失われた詩句
詩、俺の書いた多くの詩編達、君達に俺は話しかけよう、
神も君達に望み得なかったものを俺は君達に与えよう。
いずれはこの身も朽ち果てる
それまでは、俺は孤独な奇妙な男の一生を演じ続けよう
「呪われた名前だ、君は」
ああそんなことは分かっている。俺の星のめぐりは悪い。分かっている。時折、奇妙な男の最期を俺は見る。極熱のアフリカの地、孤独な男はそこで最期をとげる。

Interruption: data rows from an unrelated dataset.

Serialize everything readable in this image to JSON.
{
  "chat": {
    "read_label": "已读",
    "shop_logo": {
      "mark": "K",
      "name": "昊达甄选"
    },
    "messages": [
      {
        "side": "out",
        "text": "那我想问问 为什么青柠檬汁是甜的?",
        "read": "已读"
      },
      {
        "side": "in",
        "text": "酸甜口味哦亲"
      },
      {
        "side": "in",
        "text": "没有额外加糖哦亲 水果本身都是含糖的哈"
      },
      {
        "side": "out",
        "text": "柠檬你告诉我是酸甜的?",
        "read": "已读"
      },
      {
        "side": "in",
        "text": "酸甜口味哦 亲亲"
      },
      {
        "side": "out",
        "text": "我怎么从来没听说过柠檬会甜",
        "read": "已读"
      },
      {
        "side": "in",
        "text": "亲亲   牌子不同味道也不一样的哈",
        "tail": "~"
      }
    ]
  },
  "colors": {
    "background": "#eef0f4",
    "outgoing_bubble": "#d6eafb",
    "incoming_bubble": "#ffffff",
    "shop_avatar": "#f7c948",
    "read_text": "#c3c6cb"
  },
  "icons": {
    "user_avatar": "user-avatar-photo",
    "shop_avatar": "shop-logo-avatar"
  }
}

それまではこの男は何をするか?決まりきったことだ。言葉、言葉、言葉の魔術・・・
この男の語る物語のなんと奇妙なことだろう。
呪われた男は東洋の土地でひとり、悪いときは夢を見る。
「失われた詩句を探せ」
そう啓示が舞い降りる
ああ、赤い空、赤い空、赤い夕焼け、
戦場の光景、俺は一人、夢を見る。
背の低い兵士の夢を・・・・
彼はやがて皇帝になった。しかし無惨にも皇帝は島に流された。
波乱に満ちた生涯よ・・・
俺は彼に言葉を贈ろう・・・
最高の賛辞の言葉を・・・・
この呪われた男の、奇妙な詩の数々よ、手品でもするかのように、男は一人、詩を書く
詩人の頭には冠が、月桂樹の葉がかかっている
そこにはこうある。
「詩の王たるオーディーンの認めたる詩人」
そうここに書かれている。
俺は魔法などは持ち合わせていない。
ただ鍛えられた、神経が
俺の数々の詩を発明した。
詩の王は俺だった。俺はいずれこの世の全てを手に入れる。
富と名声と女を・・・
それまでは不幸なこの身よ、いつまでも一人きりで耐え抜いてくれ。